Reece Marshall
- Full name: Reece Marshall
- Date of birth: 9 September 1994 (age 30)
- Place of birth: Luton, England
- Height: 1.80 m (5 ft 11 in)
- Weight: 105 kg (16 st 7 lb; 231 lb)

Rugby union career
- Position(s): Hooker
- Current team: Northampton Saints

Youth career
- 2000-2010: Dunstablians R.F.C.

Senior career
- Years: Team / Apps / (Points)
- 2013-: Northampton Saints / 58 / (40)
- 2013–2014: → Coventry / 2 / (0)
- 2014: → Old Albanians / 6 / (0)
- 2014: → Moseley / 6 / (10)
- 2016: → Nottingham / 1 / (0)
- Correct as of 3 April 2018

= Reece Marshall =

Rugby player (born 1994)

Reece Marshall (born 9 September 1994) is an English rugby union player currently playing for Aviva Premiership side Northampton Saints.

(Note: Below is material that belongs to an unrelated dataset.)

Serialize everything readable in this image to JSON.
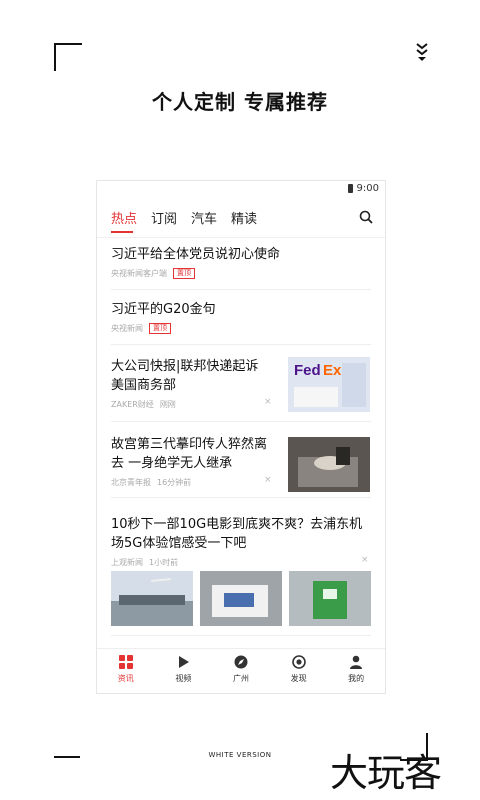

Marshall began his rugby career at Moulton College, where the likes of his Northampton Saints teammates Howard Packman, Tom Collins and Tom Stephenson also graduated, and progressed to become a full-time Saint in the 2013/14 season.

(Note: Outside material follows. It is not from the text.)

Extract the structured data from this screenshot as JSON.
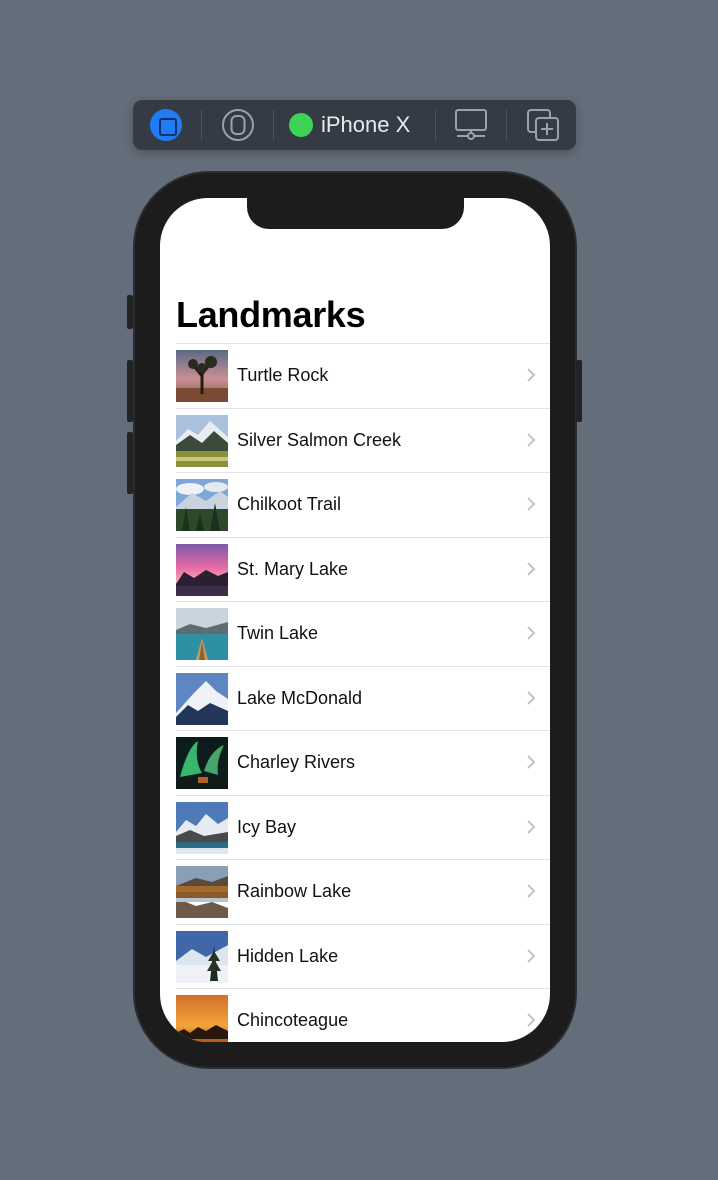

After moving to the Saints, Marshall was signed on a dual-registration with Old Albanians where he played during his first season with the top-flight Midlands side along with getting some game time with the Saints' second team, the Wanderers, which he has represented as captain.

Marshall has since gone on loan to Coventry, Moseley and for Nottingham alongside his duties at Saints.

The young hooker made in Premiership debut for Saints in February 2016 as the Midlands side faced London Irish and has since made 31 appearances and scoring 3 tries in a Saint shirt.

Marshall has also played the game at International level, representing the England Under-16s and England Under-18s respectively.